Tesla levantó la vista. Howie ni siquiera lo intentó, para no desperdiciar la poca energía que le quedaba. El hombre que Tesla vio salir del supermercado no parecía un terrorista. Ni tampoco daba la impresión de ser el padre del muchacho, aunque, a Tesla, nunca se le habían dado bien los parecidos familiares. Era un hombre alto, descolorido, que, a juzgar por lo andrajoso de su atuendo, estaba en una situación tan precaria como la de su hijo. Tenía la ropa empapada, eso saltaba a la vista, y su nariz identificó el acre olor de la gasolina. El hombre goteaba gasolina al andar y Tesla temió de pronto haberse liberado de la persecución para caer en manos de un loco de atar.

—Apártate —le ordenó ella.

—Tengo que hablar con Howard antes de que el Jaff llegue.

—¿Quién?

—Tú le has guiado hasta aquí, a él y a su ejército.

—No he podido evitarlo. Howie se encuentra muy mal de verdad. Eso que tiene pegado a la espalda…

—A ver, déjame ver…

—Nada de llamas —advirtió Tesla—, o me voy de aquí.

—Comprendo —dijo Fletcher, levantando las palmas de las manos como un prestidigitador que quiere demostrar que no prepara truco alguno.

Tesla asintió, y permitió que se acercase.

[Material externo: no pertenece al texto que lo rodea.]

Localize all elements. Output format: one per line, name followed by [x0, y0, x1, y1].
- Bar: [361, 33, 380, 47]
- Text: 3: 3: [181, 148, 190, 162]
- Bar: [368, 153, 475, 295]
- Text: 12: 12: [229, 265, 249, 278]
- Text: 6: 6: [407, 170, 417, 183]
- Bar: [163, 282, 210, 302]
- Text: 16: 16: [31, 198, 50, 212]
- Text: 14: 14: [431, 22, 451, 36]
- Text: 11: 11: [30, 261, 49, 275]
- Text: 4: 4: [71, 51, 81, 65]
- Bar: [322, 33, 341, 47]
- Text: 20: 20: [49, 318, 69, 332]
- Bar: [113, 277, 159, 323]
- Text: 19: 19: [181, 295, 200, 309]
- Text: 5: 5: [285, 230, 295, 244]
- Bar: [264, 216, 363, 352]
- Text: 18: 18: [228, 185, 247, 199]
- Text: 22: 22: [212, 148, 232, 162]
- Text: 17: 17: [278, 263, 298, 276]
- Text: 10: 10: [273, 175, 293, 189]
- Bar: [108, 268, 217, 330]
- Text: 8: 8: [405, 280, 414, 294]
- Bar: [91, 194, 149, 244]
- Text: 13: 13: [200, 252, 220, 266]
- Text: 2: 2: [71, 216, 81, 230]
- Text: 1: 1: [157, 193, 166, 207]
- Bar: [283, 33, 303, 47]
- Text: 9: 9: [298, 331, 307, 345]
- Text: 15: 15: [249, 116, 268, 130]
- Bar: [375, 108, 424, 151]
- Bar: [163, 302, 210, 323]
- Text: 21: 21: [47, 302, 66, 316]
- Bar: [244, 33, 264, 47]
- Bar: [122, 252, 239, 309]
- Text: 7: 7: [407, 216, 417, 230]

—Déjale en el suelo —ordenó el hombre.

Tesla le obedeció, y sus músculos vibraron de gratitud. En cuanto Howie estuvo echado en el suelo, su padre asió con ambas manos al parásito, que comenzó a agitarse de inmediato, sus miembros aferrándose más y más a su víctima. Apenas consciente, Howie empezó a jadear, en busca de aliento.

—¡Le está matando! —chilló Tesla.

—¡Agárralo por la cabeza!


¿Cómo?

—¡Ya me has oído! ¡Su cabeza! ¡Sólo agárrala!

Tesla echó una ojeada al hombre, luego miró a la bestia. Después a Howie. Tres latidos. Al cuarto se atrevió a coger la cabeza de la bestia, cuya complicada boca estaba hincada en el cuello de Howie, pero Tesla consiguió que se soltase lo suficiente para, en su lugar, hincarse en su mano. En ese momento, el hombre que apestaba a gasolina dio un tirón y la bestia y el cuerpo del muchacho se separaron.